Both The Widow’s Children and Lady Oracle take the victim’s part, and it is traditional to do so. Who has ever read a critique of orphans? Both are kind, in the sense that they belong to a tradition of respect for alienation, for the miseries that domesticity can cause. But The Widow’s Children is a work in which several plights receive consideration, and not just that of the principal victim, whereas Lady Oracle’s first-person narrative represents a method which has encouraged writers to feel sorry for themselves, and which lends itself to the language of grief and grievance—to the orphan’s cry. In Atwood’s novel, for most of the time, that cry shifts into satire, or is overlaid by the noises of a sardonic social comedy, and it is uttered by a victim very different from Mrs. Radcliffe’s Emilies. She has more in common with Erica Jong, who is able to be so tough about her troubles—not that Joan has any fear of flying. All the same, a plaintiveness—the sound of the orphan, though the orphan has many sounds—can be heard.

The imaginary orphan believes that parents are in the wrong, and both these novels sympathize with the idea of escape—though it is the more limited escape of modern times, and even that may be denied to Joan. A quarrel between parents and children, and a history of objections to the family, might seem to date from the exaltation of family life in the course of the last century. By the end of the century, parents had started to take flight, and the family was impaired, but the quarrel persisted. In certain circles, the world’s law had come to include divorce, separation, the assignment of children to grandmothers, servants, boarding schools. What Maisie Knew explores this world: James’s novel cares about a modern orphan, and is closer in spirit to Paula Fox’s than any other I can call to mind. Both books suggest that a broken home can remain coercive, and can accommodate the quarrel between parents and children.

Parents have believed, in recent years, that, on the side of the young, a new coolness or coldness has set in, and they might feel that this quality is captured in Paula Fox’s novel and in the work of Margaret Atwood. It could be said that a family ruled by a drag queen like Laura is a fairly peculiar one: and yet “What Clara Knew” gives a very accurate account of the pains of family life as they are often experienced now, and seems to speak truthfully of a time when some people have decided that the family will shortly disband, but when it still retains a power of constraint, when a child may have more than one father, or none, without being reckoned an outcast, but when there are still those who imagine themselves to be outcasts. Does it speak of a strange new indifference on the part of children? The most moving thing in the book is how natural Clara’s neglect of the grandmother who raised her is made to appear, and it can make you feel that hardly anything is more of the present time than the old people’s home, where the orphans of a second childhood receive their few visitors.

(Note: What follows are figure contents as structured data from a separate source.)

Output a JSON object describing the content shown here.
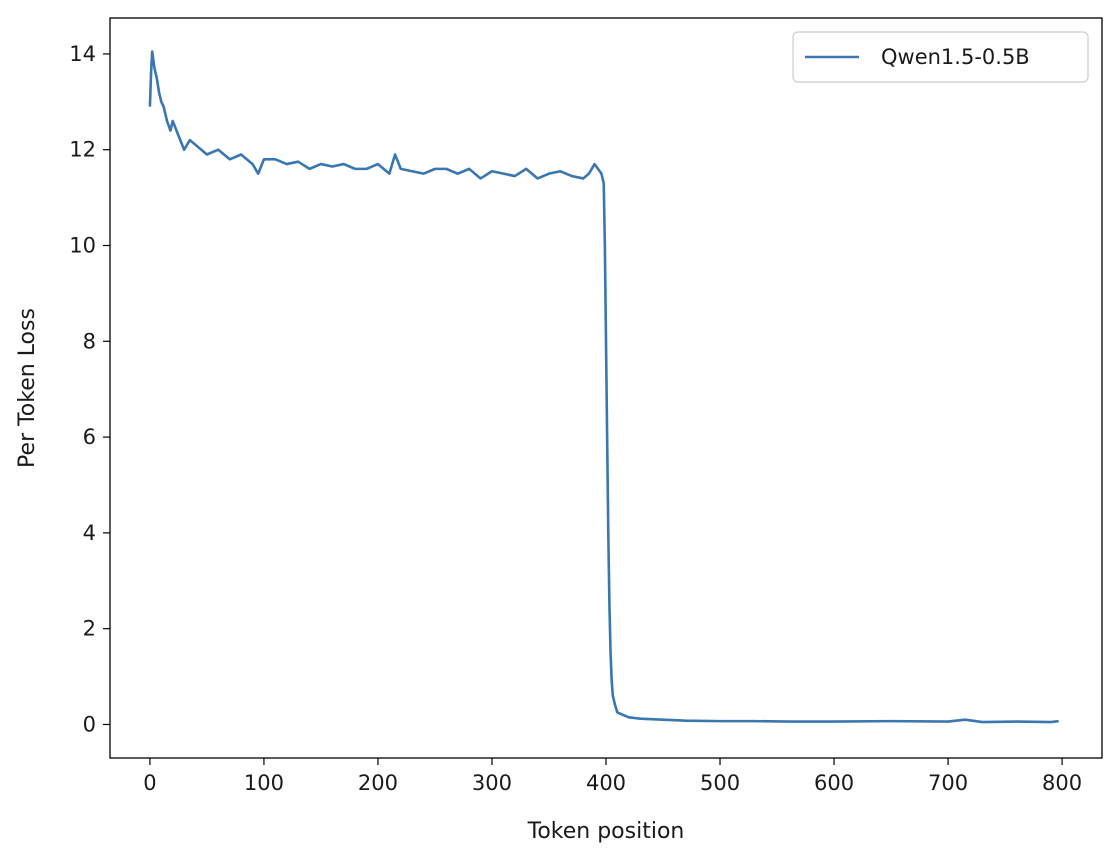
{
  "chart_data": {
    "type": "line",
    "title": "",
    "xlabel": "Token position",
    "ylabel": "Per Token Loss",
    "xlim": [
      -35,
      835
    ],
    "ylim": [
      -0.7,
      14.75
    ],
    "xticks": [
      0,
      100,
      200,
      300,
      400,
      500,
      600,
      700,
      800
    ],
    "yticks": [
      0,
      2,
      4,
      6,
      8,
      10,
      12,
      14
    ],
    "grid": false,
    "legend_position": "top-right",
    "series": [
      {
        "name": "Qwen1.5-0.5B",
        "color": "#3a76b0",
        "x": [
          0,
          1,
          2,
          4,
          6,
          8,
          10,
          12,
          15,
          18,
          20,
          25,
          30,
          35,
          40,
          50,
          60,
          70,
          80,
          90,
          95,
          100,
          110,
          120,
          130,
          140,
          150,
          160,
          170,
          180,
          190,
          200,
          210,
          215,
          220,
          230,
          240,
          250,
          260,
          270,
          280,
          290,
          300,
          310,
          320,
          330,
          340,
          350,
          360,
          370,
          380,
          385,
          390,
          393,
          396,
          398,
          399,
          400,
          401,
          402,
          403,
          404,
          405,
          406,
          408,
          410,
          415,
          420,
          430,
          450,
          470,
          500,
          530,
          560,
          600,
          650,
          700,
          715,
          730,
          760,
          790,
          797
        ],
        "y": [
          12.9,
          13.6,
          14.05,
          13.7,
          13.5,
          13.2,
          13.0,
          12.9,
          12.6,
          12.4,
          12.6,
          12.3,
          12.0,
          12.2,
          12.1,
          11.9,
          12.0,
          11.8,
          11.9,
          11.7,
          11.5,
          11.8,
          11.8,
          11.7,
          11.75,
          11.6,
          11.7,
          11.65,
          11.7,
          11.6,
          11.6,
          11.7,
          11.5,
          11.9,
          11.6,
          11.55,
          11.5,
          11.6,
          11.6,
          11.5,
          11.6,
          11.4,
          11.55,
          11.5,
          11.45,
          11.6,
          11.4,
          11.5,
          11.55,
          11.45,
          11.4,
          11.5,
          11.7,
          11.6,
          11.5,
          11.3,
          10.0,
          8.0,
          6.0,
          4.0,
          2.5,
          1.5,
          0.9,
          0.6,
          0.4,
          0.25,
          0.2,
          0.15,
          0.12,
          0.1,
          0.08,
          0.07,
          0.07,
          0.06,
          0.06,
          0.07,
          0.06,
          0.1,
          0.05,
          0.06,
          0.05,
          0.07
        ]
      }
    ]
  }
}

It is also the case, however, that Clara’s possible release from family imprisonment is identified with an act of piety toward her grandmother: attendance at funerals is a custom which many English-speaking children have ceased to understand, so that it is, in fact, very shrewd of the novelist to make use of the issue, and to allow it to tell in Clara’s favor. And it may be the case that Clara, the pale, promising outcast, shares her indifference with Laura, the hopeless outlaw, and that such indifference is not as new as we think. It may be that it is traditional, that it belongs to a history of hostility and exclusion, and testifies both to the power of family life and to its impairment. The book does not always do enough to persuade you that Clara and Laura are related at all, but it enables you to reflect that Clara is descended from two women each of whom is as much of an outcast as she is herself, and that this may be important. If there is ever a critique of orphans, it should extend to those of them who have families, of whatever condition, and, within that category, it should pay attention to the victim’s victim, and to what Stuart Hampshire, writing on the subject of tragedy, has described as “the genealogy of misfortunes, which pass across the generations as an inherited punishment.”